The first mentioned concept (besides lacking itemization) should be "Instant" instead of "Instance". This concept is explained in the first sentence (an instant on the timeline, that is, the time that physics uses -disregarding relativity, of course- and perhaps also leap seconds). Waht follows in the paragraph can induce confusion: how it's represented is conceptually irrelevant, and it's really not a "DateTimeOffset with the offset being zero", the concepts "date, time, year, month, etc" does not enter here. An example could be the precise instant in which Neil Armstrong set foot on the moon: that "physical" instant could be coded in several ways (for example, the civil datetime at GMT) but one must no confuse the representation with the concept (1/2 50/100 0.5 are the same number).

Another issue with the list is that it leaves aside some really key concepts (more than the Partial). The LocalDateTime: a "civil" date and time, what shows some calendar and wall, what one selects when one records an appointment in google calendar, for example; essentially a tuple of numbers {year-month-day-hour-min-sec-secfrac} with NO specified (nor implied!) timezone.
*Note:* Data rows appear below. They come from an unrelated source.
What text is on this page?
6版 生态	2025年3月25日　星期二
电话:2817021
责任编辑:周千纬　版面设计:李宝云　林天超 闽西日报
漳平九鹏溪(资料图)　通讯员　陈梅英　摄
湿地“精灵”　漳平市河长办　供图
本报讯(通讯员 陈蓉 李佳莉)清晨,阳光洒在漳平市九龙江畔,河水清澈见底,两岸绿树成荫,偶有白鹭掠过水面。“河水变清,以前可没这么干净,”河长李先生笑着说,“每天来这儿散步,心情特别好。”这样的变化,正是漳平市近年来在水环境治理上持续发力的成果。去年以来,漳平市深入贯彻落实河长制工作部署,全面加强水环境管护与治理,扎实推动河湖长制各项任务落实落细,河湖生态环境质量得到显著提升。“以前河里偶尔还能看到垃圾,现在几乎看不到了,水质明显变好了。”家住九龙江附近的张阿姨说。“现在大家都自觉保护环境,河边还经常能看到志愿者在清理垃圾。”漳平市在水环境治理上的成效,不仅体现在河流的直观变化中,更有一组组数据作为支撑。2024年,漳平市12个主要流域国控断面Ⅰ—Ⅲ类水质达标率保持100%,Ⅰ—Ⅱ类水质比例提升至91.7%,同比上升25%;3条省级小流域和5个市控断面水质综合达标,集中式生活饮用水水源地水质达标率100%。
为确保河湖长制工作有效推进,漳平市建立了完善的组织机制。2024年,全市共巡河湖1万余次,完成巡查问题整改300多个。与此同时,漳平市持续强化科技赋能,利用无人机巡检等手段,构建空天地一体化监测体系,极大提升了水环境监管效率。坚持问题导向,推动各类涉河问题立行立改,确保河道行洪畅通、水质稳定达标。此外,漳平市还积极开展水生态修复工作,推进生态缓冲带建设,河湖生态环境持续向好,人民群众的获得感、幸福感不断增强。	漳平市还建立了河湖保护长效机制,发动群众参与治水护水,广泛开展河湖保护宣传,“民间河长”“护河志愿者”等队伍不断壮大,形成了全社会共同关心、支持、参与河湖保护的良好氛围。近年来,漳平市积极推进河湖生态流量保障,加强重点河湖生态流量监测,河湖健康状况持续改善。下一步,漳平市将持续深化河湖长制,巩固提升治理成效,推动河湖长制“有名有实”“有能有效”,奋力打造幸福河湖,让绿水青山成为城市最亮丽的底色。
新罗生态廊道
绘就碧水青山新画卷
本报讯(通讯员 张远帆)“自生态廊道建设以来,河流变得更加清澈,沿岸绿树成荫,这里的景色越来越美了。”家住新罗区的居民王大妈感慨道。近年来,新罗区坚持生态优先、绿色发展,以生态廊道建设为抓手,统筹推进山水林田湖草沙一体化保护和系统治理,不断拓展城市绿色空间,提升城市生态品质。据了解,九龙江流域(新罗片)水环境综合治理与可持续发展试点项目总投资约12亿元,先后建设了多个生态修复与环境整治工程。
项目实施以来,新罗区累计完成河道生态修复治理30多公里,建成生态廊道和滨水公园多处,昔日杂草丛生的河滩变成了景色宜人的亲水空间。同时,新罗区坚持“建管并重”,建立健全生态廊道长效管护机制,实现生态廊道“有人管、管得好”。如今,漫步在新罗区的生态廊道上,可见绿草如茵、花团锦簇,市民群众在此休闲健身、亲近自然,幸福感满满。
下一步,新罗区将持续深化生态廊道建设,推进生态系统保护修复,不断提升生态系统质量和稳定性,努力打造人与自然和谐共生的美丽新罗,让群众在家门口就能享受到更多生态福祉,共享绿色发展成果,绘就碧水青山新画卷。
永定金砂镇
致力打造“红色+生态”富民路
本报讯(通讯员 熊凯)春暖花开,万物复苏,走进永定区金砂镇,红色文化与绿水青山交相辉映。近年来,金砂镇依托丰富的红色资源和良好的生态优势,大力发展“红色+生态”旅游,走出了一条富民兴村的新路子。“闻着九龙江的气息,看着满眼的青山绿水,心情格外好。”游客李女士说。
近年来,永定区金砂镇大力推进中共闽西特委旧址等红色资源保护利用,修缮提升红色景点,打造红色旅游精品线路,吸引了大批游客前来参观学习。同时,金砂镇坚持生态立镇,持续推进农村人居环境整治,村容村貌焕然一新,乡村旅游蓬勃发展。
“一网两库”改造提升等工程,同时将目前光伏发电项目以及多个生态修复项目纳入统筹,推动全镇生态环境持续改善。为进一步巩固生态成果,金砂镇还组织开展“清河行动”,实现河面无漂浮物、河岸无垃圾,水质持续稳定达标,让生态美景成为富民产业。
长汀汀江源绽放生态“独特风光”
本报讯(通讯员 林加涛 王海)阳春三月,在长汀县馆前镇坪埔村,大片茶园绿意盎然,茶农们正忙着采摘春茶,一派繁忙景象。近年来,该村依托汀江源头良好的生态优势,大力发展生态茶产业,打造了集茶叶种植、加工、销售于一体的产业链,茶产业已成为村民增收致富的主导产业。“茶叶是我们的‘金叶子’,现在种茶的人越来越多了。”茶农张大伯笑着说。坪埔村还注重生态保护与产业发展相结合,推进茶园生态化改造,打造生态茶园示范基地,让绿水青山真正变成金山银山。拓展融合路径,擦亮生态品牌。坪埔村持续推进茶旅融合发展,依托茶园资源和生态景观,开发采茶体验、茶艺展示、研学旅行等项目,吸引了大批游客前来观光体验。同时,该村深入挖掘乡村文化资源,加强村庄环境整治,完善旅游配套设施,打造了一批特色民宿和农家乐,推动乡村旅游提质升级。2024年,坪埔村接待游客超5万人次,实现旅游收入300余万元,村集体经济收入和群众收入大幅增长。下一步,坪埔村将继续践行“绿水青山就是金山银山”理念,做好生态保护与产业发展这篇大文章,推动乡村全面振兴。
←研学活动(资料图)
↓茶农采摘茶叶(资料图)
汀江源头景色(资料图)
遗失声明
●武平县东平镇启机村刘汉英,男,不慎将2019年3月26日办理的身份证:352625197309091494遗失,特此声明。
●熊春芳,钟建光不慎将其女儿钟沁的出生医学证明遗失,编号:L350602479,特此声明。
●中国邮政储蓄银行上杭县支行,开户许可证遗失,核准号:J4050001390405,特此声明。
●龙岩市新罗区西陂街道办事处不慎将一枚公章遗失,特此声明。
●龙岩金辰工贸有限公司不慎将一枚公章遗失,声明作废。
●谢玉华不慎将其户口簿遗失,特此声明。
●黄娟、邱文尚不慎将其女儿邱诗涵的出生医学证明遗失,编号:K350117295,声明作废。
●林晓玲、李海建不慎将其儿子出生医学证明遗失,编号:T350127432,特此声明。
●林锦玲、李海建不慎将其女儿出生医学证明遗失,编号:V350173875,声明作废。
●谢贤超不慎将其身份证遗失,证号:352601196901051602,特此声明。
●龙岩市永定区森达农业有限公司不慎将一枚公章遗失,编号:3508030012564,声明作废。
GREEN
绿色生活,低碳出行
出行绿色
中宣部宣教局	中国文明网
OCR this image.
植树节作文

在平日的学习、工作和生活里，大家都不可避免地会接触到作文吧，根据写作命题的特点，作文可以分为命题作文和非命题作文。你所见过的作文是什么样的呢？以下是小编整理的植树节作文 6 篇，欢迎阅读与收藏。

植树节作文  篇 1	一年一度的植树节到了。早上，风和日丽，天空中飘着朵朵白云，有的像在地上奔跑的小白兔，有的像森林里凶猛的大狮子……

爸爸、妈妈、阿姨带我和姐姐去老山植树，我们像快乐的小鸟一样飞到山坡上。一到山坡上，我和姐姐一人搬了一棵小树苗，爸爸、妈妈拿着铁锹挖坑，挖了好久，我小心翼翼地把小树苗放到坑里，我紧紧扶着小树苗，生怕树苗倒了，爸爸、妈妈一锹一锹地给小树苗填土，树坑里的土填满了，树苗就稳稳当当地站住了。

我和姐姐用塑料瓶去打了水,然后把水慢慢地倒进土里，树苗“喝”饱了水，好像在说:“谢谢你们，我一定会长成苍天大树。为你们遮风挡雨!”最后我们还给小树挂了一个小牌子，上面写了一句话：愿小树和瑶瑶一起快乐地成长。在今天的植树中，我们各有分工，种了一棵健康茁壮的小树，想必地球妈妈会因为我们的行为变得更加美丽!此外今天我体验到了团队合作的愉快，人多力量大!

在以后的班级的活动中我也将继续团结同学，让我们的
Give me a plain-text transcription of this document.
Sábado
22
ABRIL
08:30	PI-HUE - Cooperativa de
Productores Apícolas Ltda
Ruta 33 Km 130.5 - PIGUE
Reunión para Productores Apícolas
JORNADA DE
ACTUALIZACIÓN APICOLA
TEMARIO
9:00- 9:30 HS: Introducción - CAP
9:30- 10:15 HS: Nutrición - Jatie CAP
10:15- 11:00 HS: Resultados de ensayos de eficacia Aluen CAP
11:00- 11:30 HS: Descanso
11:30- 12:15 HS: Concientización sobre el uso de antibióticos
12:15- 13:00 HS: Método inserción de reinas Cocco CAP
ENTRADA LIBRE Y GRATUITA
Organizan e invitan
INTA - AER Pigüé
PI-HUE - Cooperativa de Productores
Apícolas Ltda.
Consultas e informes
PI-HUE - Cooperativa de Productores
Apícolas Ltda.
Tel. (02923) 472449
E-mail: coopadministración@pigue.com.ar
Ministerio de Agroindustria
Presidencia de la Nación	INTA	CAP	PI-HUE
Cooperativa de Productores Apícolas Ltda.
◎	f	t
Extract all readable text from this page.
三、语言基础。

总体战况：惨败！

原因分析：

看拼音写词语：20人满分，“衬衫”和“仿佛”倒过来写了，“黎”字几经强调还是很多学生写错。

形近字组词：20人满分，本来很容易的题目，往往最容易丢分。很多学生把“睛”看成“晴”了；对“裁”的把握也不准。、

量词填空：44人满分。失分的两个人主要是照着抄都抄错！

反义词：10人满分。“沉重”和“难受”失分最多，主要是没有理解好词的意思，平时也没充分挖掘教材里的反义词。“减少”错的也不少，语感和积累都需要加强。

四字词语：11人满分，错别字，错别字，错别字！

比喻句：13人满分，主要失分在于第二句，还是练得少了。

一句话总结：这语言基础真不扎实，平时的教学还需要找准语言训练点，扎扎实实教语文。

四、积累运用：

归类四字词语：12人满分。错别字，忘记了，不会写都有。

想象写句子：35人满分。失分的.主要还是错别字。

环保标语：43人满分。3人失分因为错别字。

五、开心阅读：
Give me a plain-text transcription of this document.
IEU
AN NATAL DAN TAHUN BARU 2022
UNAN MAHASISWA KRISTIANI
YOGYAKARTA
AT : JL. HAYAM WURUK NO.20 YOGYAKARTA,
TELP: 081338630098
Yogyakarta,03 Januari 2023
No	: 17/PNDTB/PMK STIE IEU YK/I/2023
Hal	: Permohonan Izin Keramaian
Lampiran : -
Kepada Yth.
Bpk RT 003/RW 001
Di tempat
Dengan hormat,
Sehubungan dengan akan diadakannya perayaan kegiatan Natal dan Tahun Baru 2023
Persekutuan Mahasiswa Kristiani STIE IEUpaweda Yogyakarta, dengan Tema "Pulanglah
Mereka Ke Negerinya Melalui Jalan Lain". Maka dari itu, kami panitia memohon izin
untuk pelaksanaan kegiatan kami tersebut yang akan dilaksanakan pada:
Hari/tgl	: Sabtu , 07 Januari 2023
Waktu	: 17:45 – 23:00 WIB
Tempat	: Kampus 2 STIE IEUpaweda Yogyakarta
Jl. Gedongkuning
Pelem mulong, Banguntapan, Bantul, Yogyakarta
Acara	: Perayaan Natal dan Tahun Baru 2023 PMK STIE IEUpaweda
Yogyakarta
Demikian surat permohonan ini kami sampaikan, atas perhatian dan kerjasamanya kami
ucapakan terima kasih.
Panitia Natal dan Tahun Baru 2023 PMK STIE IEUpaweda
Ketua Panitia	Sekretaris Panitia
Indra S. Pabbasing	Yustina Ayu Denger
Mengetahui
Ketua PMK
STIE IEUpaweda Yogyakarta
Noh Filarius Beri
The LocalDate is the same, but without time (just year-month-day).
Finally, a DateTime (or ZonedDateTime) is a "complete" date-time spec (a LocalDateTime plus a Timezone); from a DateTime we can obtain an Instant, but not viceversa.

Good to see a better library for DateTime handling by Georg Müller

Its great that there is now some movement in the sorry state of DateTime Handling in .NET.
JodaTime is a great library and its nice that somebody uses its best features to bring it over to the .NET space.

Re: Correction by Jonathan Allen

Clearly you know far more about this topic than I. If you would be interested in writing a more comprehensive article on Joda/Noda Time and time zone issues in general please contact me at

Unix epoch by Mike Gale

The choice of this zero looks bad to me. We need to use something like the base of Julian day Numbers or whatever and get away from things like that.

Re: Unix epoch by Jonathan Allen

I believe that the Unix epoch was chosen to reduce the amount of work necessary to port the specific calendars over from Joda Time.

My personal opinion is that it doesn't matter what is chosen because we shouldn't be dealing with zero-time anyways. Unfortunately structs don't work that way.